Intel Falcon Shores Puts An x86 CPU And Xe GPU In A Single Xeon Socket For Supercomputers

Intel Falcon Shores slide with Raja Koduri
Intel is making a flurry of announcements today, such as revealing its first desktop Arc Alchemist graphics cards will arrive in the second quarter, and that it plans on shipping 4 million discrete GPUs by the end of the year. It's graphics strategy extends much further than the desktop, though, and all the way into supercomputers. In that realm, Intel today tipped its upcoming Falcon Shores architecture.

What exactly is Falcon Shores? We'll know the full details in time. For now, however, the interesting tidbit is that Falcon Shores will merge x86 CPU and Xe GPU hardware into a single Xeon socket.

"We are working on a brand new architecture codenamed Falcon Shores.
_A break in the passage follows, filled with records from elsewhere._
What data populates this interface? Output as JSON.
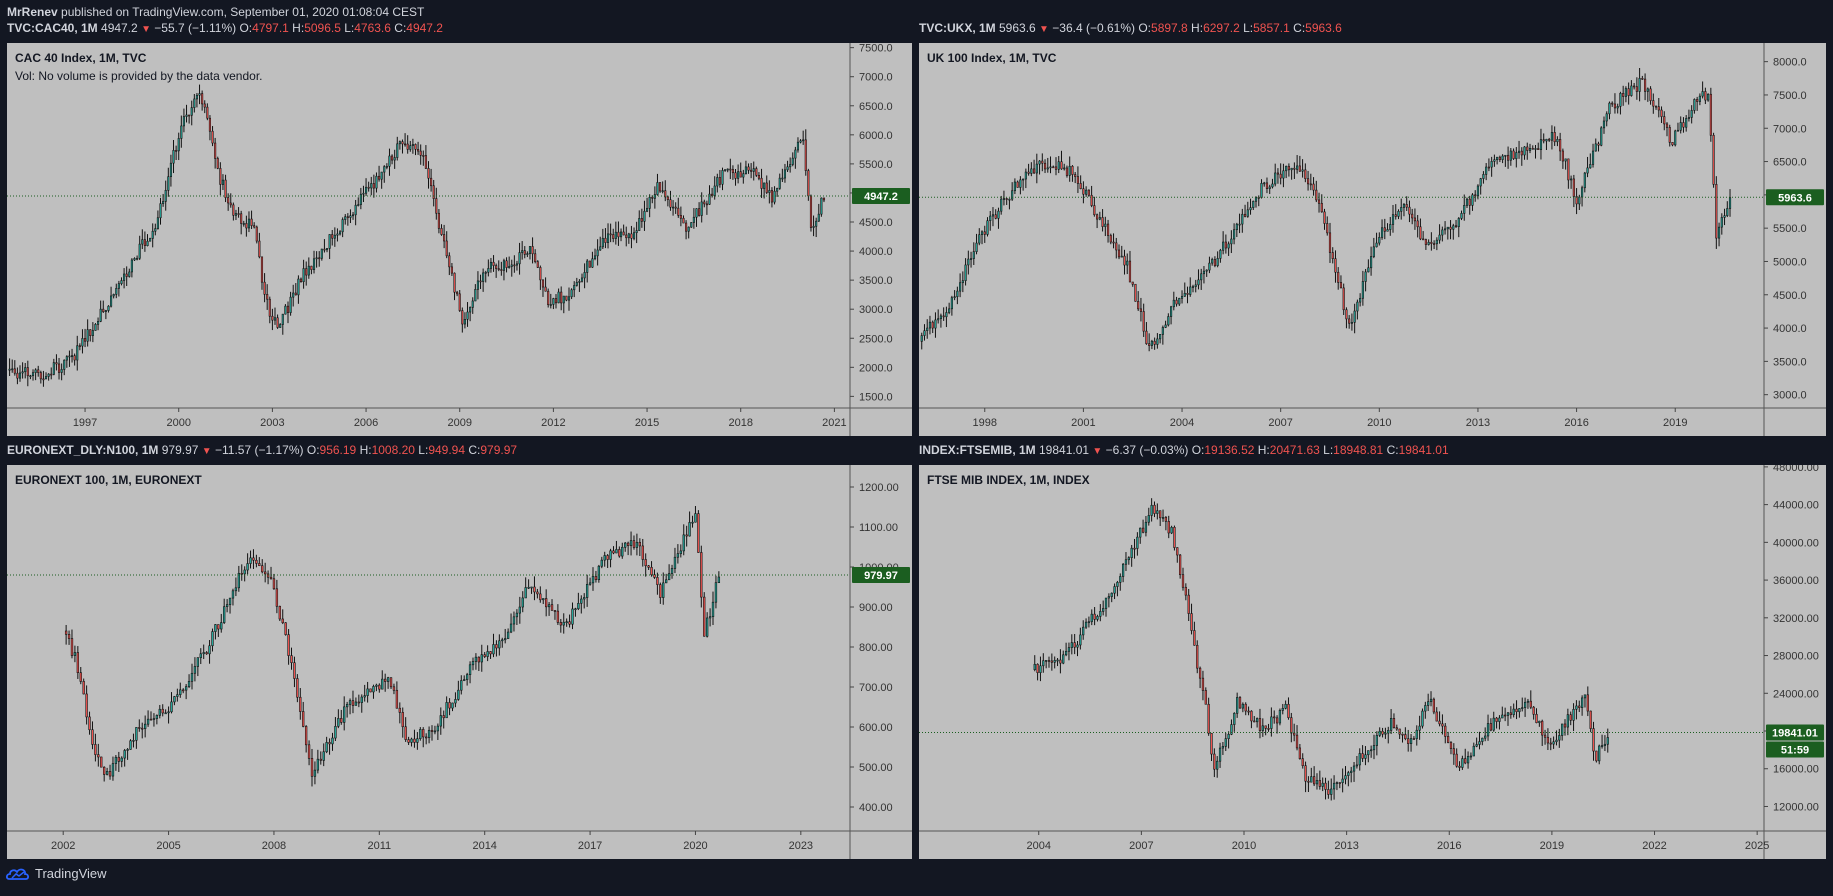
{
  "header": {
    "author": "MrRenev",
    "published_text": " published on TradingView.com, September 01, 2020 01:08:04 CEST"
  },
  "footer": {
    "brand": "TradingView",
    "logo_icon": "tradingview-cloud-icon"
  },
  "colors": {
    "up": "#26a69a",
    "down": "#ef5350",
    "background": "#bfbfbf",
    "last_price_tag": "#1b5e20"
  },
  "chart_data": [
    {
      "type": "candlestick",
      "symbol": "TVC:CAC40, 1M",
      "last": "4947.2",
      "change": "−55.7 (−1.11%)",
      "open": "4797.1",
      "high": "5096.5",
      "low": "4763.6",
      "close": "4947.2",
      "title": "CAC 40 Index, 1M, TVC",
      "subtitle": "Vol: No volume is provided by the data vendor.",
      "y_ticks": [
        "7500.0",
        "7000.0",
        "6500.0",
        "6000.0",
        "5500.0",
        "5000.0",
        "4500.0",
        "4000.0",
        "3500.0",
        "3000.0",
        "2500.0",
        "2000.0",
        "1500.0"
      ],
      "x_ticks": [
        "1997",
        "2000",
        "2003",
        "2006",
        "2009",
        "2012",
        "2015",
        "2018",
        "2021"
      ],
      "ylim": [
        1300,
        7580
      ],
      "xlim": [
        1994.5,
        2021.5
      ],
      "last_price_label": "4947.2",
      "series": [
        {
          "x": 1994.5,
          "y": 1950
        },
        {
          "x": 1995.5,
          "y": 1850
        },
        {
          "x": 1996.5,
          "y": 2100
        },
        {
          "x": 1997.5,
          "y": 2900
        },
        {
          "x": 1998.5,
          "y": 3800
        },
        {
          "x": 1999.3,
          "y": 4500
        },
        {
          "x": 2000.1,
          "y": 6200
        },
        {
          "x": 2000.7,
          "y": 6700
        },
        {
          "x": 2001.3,
          "y": 5300
        },
        {
          "x": 2001.8,
          "y": 4600
        },
        {
          "x": 2002.4,
          "y": 4400
        },
        {
          "x": 2002.8,
          "y": 3100
        },
        {
          "x": 2003.2,
          "y": 2700
        },
        {
          "x": 2004.0,
          "y": 3600
        },
        {
          "x": 2005.0,
          "y": 4300
        },
        {
          "x": 2006.0,
          "y": 5000
        },
        {
          "x": 2007.2,
          "y": 5900
        },
        {
          "x": 2007.9,
          "y": 5500
        },
        {
          "x": 2008.4,
          "y": 4300
        },
        {
          "x": 2009.1,
          "y": 2800
        },
        {
          "x": 2009.9,
          "y": 3800
        },
        {
          "x": 2010.6,
          "y": 3700
        },
        {
          "x": 2011.3,
          "y": 4100
        },
        {
          "x": 2011.8,
          "y": 3100
        },
        {
          "x": 2012.6,
          "y": 3300
        },
        {
          "x": 2013.6,
          "y": 4200
        },
        {
          "x": 2014.6,
          "y": 4300
        },
        {
          "x": 2015.3,
          "y": 5100
        },
        {
          "x": 2016.3,
          "y": 4400
        },
        {
          "x": 2017.4,
          "y": 5300
        },
        {
          "x": 2018.4,
          "y": 5400
        },
        {
          "x": 2019.0,
          "y": 4900
        },
        {
          "x": 2020.0,
          "y": 6000
        },
        {
          "x": 2020.25,
          "y": 4400
        },
        {
          "x": 2020.67,
          "y": 4947
        }
      ]
    },
    {
      "type": "candlestick",
      "symbol": "TVC:UKX, 1M",
      "last": "5963.6",
      "change": "−36.4 (−0.61%)",
      "open": "5897.8",
      "high": "6297.2",
      "low": "5857.1",
      "close": "5963.6",
      "title": "UK 100 Index, 1M, TVC",
      "subtitle": "",
      "y_ticks": [
        "8000.0",
        "7500.0",
        "7000.0",
        "6500.0",
        "6000.0",
        "5500.0",
        "5000.0",
        "4500.0",
        "4000.0",
        "3500.0",
        "3000.0"
      ],
      "x_ticks": [
        "1998",
        "2001",
        "2004",
        "2007",
        "2010",
        "2013",
        "2016",
        "2019"
      ],
      "ylim": [
        2800,
        8280
      ],
      "xlim": [
        1996.0,
        2021.7
      ],
      "last_price_label": "5963.6",
      "series": [
        {
          "x": 1996.0,
          "y": 3800
        },
        {
          "x": 1997.0,
          "y": 4400
        },
        {
          "x": 1998.0,
          "y": 5500
        },
        {
          "x": 1999.0,
          "y": 6200
        },
        {
          "x": 1999.9,
          "y": 6500
        },
        {
          "x": 2000.8,
          "y": 6300
        },
        {
          "x": 2001.5,
          "y": 5600
        },
        {
          "x": 2002.3,
          "y": 5000
        },
        {
          "x": 2003.0,
          "y": 3700
        },
        {
          "x": 2003.8,
          "y": 4400
        },
        {
          "x": 2005.0,
          "y": 5000
        },
        {
          "x": 2006.2,
          "y": 6000
        },
        {
          "x": 2007.5,
          "y": 6500
        },
        {
          "x": 2008.2,
          "y": 5800
        },
        {
          "x": 2009.1,
          "y": 4000
        },
        {
          "x": 2010.0,
          "y": 5400
        },
        {
          "x": 2010.8,
          "y": 5800
        },
        {
          "x": 2011.5,
          "y": 5200
        },
        {
          "x": 2012.5,
          "y": 5700
        },
        {
          "x": 2013.4,
          "y": 6500
        },
        {
          "x": 2014.5,
          "y": 6700
        },
        {
          "x": 2015.4,
          "y": 6900
        },
        {
          "x": 2016.0,
          "y": 5900
        },
        {
          "x": 2017.0,
          "y": 7300
        },
        {
          "x": 2018.0,
          "y": 7700
        },
        {
          "x": 2018.9,
          "y": 6800
        },
        {
          "x": 2019.6,
          "y": 7400
        },
        {
          "x": 2020.0,
          "y": 7500
        },
        {
          "x": 2020.25,
          "y": 5400
        },
        {
          "x": 2020.67,
          "y": 5964
        }
      ]
    },
    {
      "type": "candlestick",
      "symbol": "EURONEXT_DLY:N100, 1M",
      "last": "979.97",
      "change": "−11.57 (−1.17%)",
      "open": "956.19",
      "high": "1008.20",
      "low": "949.94",
      "close": "979.97",
      "title": "EURONEXT 100, 1M, EURONEXT",
      "subtitle": "",
      "y_ticks": [
        "1200.00",
        "1100.00",
        "1000.00",
        "900.00",
        "800.00",
        "700.00",
        "600.00",
        "500.00",
        "400.00"
      ],
      "x_ticks": [
        "2002",
        "2005",
        "2008",
        "2011",
        "2014",
        "2017",
        "2020",
        "2023"
      ],
      "ylim": [
        340,
        1255
      ],
      "xlim": [
        2000.4,
        2024.4
      ],
      "last_price_label": "979.97",
      "series": [
        {
          "x": 2002.0,
          "y": 840
        },
        {
          "x": 2002.4,
          "y": 760
        },
        {
          "x": 2002.8,
          "y": 560
        },
        {
          "x": 2003.2,
          "y": 470
        },
        {
          "x": 2004.0,
          "y": 580
        },
        {
          "x": 2005.0,
          "y": 650
        },
        {
          "x": 2006.0,
          "y": 780
        },
        {
          "x": 2007.3,
          "y": 1030
        },
        {
          "x": 2007.9,
          "y": 980
        },
        {
          "x": 2008.5,
          "y": 760
        },
        {
          "x": 2009.1,
          "y": 480
        },
        {
          "x": 2010.0,
          "y": 640
        },
        {
          "x": 2011.3,
          "y": 720
        },
        {
          "x": 2011.8,
          "y": 560
        },
        {
          "x": 2012.6,
          "y": 600
        },
        {
          "x": 2013.6,
          "y": 750
        },
        {
          "x": 2014.6,
          "y": 830
        },
        {
          "x": 2015.3,
          "y": 960
        },
        {
          "x": 2016.3,
          "y": 850
        },
        {
          "x": 2017.4,
          "y": 1020
        },
        {
          "x": 2018.3,
          "y": 1060
        },
        {
          "x": 2019.0,
          "y": 930
        },
        {
          "x": 2020.0,
          "y": 1140
        },
        {
          "x": 2020.25,
          "y": 830
        },
        {
          "x": 2020.67,
          "y": 980
        }
      ]
    },
    {
      "type": "candlestick",
      "symbol": "INDEX:FTSEMIB, 1M",
      "last": "19841.01",
      "change": "−6.37 (−0.03%)",
      "open": "19136.52",
      "high": "20471.63",
      "low": "18948.81",
      "close": "19841.01",
      "title": "FTSE MIB INDEX, 1M, INDEX",
      "subtitle": "",
      "y_ticks": [
        "48000.00",
        "44000.00",
        "40000.00",
        "36000.00",
        "32000.00",
        "28000.00",
        "24000.00",
        "20000.00",
        "16000.00",
        "12000.00"
      ],
      "x_ticks": [
        "2004",
        "2007",
        "2010",
        "2013",
        "2016",
        "2019",
        "2022",
        "2025"
      ],
      "ylim": [
        9400,
        48200
      ],
      "xlim": [
        2000.5,
        2025.2
      ],
      "last_price_label": "19841.01",
      "countdown_label": "51:59",
      "series": [
        {
          "x": 2003.8,
          "y": 26500
        },
        {
          "x": 2004.8,
          "y": 28000
        },
        {
          "x": 2005.6,
          "y": 32000
        },
        {
          "x": 2006.3,
          "y": 36000
        },
        {
          "x": 2007.3,
          "y": 43500
        },
        {
          "x": 2007.9,
          "y": 41000
        },
        {
          "x": 2008.4,
          "y": 32000
        },
        {
          "x": 2008.9,
          "y": 22000
        },
        {
          "x": 2009.1,
          "y": 15500
        },
        {
          "x": 2009.8,
          "y": 23000
        },
        {
          "x": 2010.6,
          "y": 20000
        },
        {
          "x": 2011.2,
          "y": 22500
        },
        {
          "x": 2011.8,
          "y": 15000
        },
        {
          "x": 2012.5,
          "y": 13500
        },
        {
          "x": 2013.4,
          "y": 17000
        },
        {
          "x": 2014.3,
          "y": 21000
        },
        {
          "x": 2014.9,
          "y": 19000
        },
        {
          "x": 2015.4,
          "y": 23500
        },
        {
          "x": 2016.3,
          "y": 16000
        },
        {
          "x": 2017.3,
          "y": 21000
        },
        {
          "x": 2018.3,
          "y": 23500
        },
        {
          "x": 2018.9,
          "y": 18500
        },
        {
          "x": 2020.0,
          "y": 24000
        },
        {
          "x": 2020.25,
          "y": 17000
        },
        {
          "x": 2020.67,
          "y": 19841
        }
      ]
    }
  ]
}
Falcon Shores will bring x86 and Xe GPU acceleration together into a Xeon socket, taking advantage of next generation packaging, memory, and IO technologies, giving huge performance and efficiency improvements for systems computing large data sets and training gigantic AI models," said Raja Koduri, head of Intel's Accelerated Computing Systems and Graphics Group.

This is not the same thing as integrated graphics. By combining x86 CPU and Xe GPU resources in a single socket and moving to a unified memory architecture, Intel says it can achieve big gains, in part by way of what Koduri says is a vastly simplified GPU programming model. Intel is calling this solution and XPU.

Intel Falcon Shores performance slide

According to Koduri, Falcon Shores will deliver a better than 5x uplift in performance per watt, and the same goes for both compute density and memory capacity and bandwidth. This won't come just from combining x86 CPU and Xe GPU resources in a single Xeon socket, but also by way of an "impressive array of technologies" that underpin the architecture.

Those technologies include taking advantage of the angstrom era. Intel renamed its nodes last year, and the angstrom era starts with what it refers to as Intel 20A (preceded by Intel 3, Intel 4, Intel 7, and 10nm SuperFin). An angstrom, by the way, is equal to a unit of length of one hundred-millionth of a centimeter. According to what Intel revealed last year, Intel 20A will introduce a new RibbonFET transistor architecture and interconnect technologies.

Koduri also say Intel is developing new extreme bandwidth shared memory that will play into this, though he didn't elaborate.

"We are super excited about this architecture as it brings acceleration to a much broader range of workloads than the current discrete solutions," Koduri said.

This is all aimed at delivering revolutionary upgrades en route to enabling zetta-scale processing within the supercomputing segment by 2027. That represents a performance increase by a factor of 1,000x in just a few years. We'll have to wait until later for more details, though. In the meantime, Intel has posted a handful of breakout session videos as part of today's Investor Meeting event.